Not all the things, of course, but definitely some of them; for instance, restaurant bathrooms.
(Stay with me here, I haven’t been sleeping well at all lately, and I’ve been giving this a LOT of incoherent, middle-of-the-night thought.)
Restaurant bathrooms need to be re-imagined. I mean look at all of us for God’s sake—parents—so easily impressed by some rickety wall mounted changing table. So willing to think a place is child friendly’ just because, as an after thought, they stuck a dirty piece of plastic on the wall with a seat belt on it so our children wouldn’t plop off.
I have three children. Can you imagine how many times I have attended to a child’s functions, diaper or no diaper? Do you have any idea how much time I spend in the bathroom of any given restaurant over the course of one meal?
Every child has to go at least once, probably twice, and always on a slightly different timetable. Oh sure, you can try to make them all go at the same time, You Incorrigible Dreamer, but whatever. I don’t know *throws up hands*. Maybe yours do. Maybe you run your household like Captain Von Trapp with his terse whistle blows and your children go on command, but mine don’t.
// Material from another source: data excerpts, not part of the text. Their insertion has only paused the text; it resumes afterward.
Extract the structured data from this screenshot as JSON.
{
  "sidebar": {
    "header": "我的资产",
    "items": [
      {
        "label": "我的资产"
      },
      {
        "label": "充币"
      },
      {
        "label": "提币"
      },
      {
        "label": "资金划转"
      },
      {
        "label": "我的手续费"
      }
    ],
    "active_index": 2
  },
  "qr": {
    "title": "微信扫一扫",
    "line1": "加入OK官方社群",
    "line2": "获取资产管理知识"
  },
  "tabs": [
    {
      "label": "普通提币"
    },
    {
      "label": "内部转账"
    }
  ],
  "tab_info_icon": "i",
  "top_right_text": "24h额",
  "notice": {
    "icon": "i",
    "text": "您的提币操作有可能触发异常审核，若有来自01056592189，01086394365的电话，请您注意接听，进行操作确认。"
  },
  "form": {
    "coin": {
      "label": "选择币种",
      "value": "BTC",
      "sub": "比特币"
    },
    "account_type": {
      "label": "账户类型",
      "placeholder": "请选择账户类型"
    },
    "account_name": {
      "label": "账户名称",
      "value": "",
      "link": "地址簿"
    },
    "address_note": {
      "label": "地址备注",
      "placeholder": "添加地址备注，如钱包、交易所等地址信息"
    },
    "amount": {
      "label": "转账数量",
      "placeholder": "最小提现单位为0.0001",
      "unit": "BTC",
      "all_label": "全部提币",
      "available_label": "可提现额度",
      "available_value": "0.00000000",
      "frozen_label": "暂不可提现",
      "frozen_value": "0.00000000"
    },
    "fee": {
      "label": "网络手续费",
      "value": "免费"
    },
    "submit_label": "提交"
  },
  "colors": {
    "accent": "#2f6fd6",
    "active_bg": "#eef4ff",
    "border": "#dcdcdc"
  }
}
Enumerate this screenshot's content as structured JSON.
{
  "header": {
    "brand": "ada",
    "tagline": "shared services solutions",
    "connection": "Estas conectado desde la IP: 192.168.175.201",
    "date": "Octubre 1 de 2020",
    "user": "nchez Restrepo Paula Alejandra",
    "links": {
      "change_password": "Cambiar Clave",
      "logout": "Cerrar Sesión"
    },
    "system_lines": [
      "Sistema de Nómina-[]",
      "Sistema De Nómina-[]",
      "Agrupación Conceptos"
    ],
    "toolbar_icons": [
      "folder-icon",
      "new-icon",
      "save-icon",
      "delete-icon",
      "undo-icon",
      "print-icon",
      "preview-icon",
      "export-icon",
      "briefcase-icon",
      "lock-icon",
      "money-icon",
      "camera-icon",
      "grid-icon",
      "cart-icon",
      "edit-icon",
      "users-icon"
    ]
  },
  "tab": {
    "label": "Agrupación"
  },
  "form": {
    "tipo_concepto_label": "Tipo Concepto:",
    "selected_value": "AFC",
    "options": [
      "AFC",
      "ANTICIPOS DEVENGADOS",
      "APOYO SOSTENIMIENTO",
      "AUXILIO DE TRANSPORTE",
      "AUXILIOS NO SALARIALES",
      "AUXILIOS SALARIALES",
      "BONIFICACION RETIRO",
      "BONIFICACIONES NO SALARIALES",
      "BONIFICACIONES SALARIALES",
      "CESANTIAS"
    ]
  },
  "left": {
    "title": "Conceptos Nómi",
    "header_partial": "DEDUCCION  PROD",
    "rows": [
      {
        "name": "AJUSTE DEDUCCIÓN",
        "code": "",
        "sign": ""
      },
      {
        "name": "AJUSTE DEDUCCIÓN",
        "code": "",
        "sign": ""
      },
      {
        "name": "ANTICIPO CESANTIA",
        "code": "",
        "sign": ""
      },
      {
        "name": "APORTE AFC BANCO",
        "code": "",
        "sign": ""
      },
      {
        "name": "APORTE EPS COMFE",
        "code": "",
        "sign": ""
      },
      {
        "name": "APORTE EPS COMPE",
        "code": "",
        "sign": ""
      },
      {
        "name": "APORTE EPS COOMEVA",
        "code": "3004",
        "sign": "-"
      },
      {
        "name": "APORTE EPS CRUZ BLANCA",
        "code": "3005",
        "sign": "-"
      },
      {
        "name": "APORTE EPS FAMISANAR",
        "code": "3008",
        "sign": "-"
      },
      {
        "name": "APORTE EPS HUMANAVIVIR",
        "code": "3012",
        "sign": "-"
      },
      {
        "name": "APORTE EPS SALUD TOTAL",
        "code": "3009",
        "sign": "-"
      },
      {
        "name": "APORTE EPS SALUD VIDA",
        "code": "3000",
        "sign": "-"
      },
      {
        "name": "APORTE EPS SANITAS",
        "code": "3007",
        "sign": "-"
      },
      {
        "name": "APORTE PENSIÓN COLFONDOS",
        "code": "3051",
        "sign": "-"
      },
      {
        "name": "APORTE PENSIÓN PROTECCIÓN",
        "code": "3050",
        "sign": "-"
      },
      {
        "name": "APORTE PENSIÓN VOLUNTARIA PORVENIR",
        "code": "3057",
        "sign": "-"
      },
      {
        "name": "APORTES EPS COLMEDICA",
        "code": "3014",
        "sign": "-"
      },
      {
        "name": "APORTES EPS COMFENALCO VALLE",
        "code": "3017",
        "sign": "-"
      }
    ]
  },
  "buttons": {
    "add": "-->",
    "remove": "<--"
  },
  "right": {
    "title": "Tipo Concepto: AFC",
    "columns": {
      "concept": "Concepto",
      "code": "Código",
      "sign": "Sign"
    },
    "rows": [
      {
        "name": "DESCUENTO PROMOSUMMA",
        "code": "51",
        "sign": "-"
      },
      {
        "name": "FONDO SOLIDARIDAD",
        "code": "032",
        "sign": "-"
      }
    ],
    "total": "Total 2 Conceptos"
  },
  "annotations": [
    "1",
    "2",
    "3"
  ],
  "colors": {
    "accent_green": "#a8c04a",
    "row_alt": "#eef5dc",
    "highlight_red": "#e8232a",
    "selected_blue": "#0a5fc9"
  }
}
They will come to the bathroom with the other child, but that is only to think about what they’d like to try doing fifteen minutes later when they come back for round two.
This is why I need the following changes to be instituted at all of my favorite restaurants (that I take my children to), effective immediately.
In fact, you know what, I’ll start my own restaurant instead, and I’ll call it “Truly Child Friendly Bathrooms” and no one will even care what we serve and we’ll be packed around the clock with desperate parents.
*All the stalls will be huge. So huge, in fact, that each stall will comfortably hold a (scrubbable) recliner for exhausted parents. There is almost nothing more dispiriting than taking your child for a quick pee and hearing the words “Nope, I think it’s a poo. I’ll try,” as you feel the heat dissipate from the mouthwatering omelette you were just served upstairs. Sometimes I just need to sit and stare into space, okay?
*Each bathroom will have a well paid attendant. Oh yes I said it, well paid. That is a real job that needs to happen, and those people should be compensated for their work and not have to rely on people’s grudging tips. Living wage. Clean fresh toilets. Boom.
*the bathroom will not be down a neck breaking set of stairs to the Ninth Circle of Hell. They should be upstairs. Maybe they should be half the restaurant! I’ll charge double the price for the food, and I’ll stick with the name I have chosen and parents will still crawl on their knees over carpet tacks to get a table.
*Also, can I bring my food with me? Can there be tables in there? Now I’m getting crazy. Can we just have a restaurant with HUGE stalls, comfortable seating, a happy attendant, and a table to eat my food at? I need it near a crackable window, with bright sunshine. I think what I’m saying is that I need toilets in the actual restaurant itself so that I can finally enjoy one blessed hot meal.
I think I just invented a toilet restaurant where only parents of young children will ever go.
Actually, I think I’m just describing my own apartment.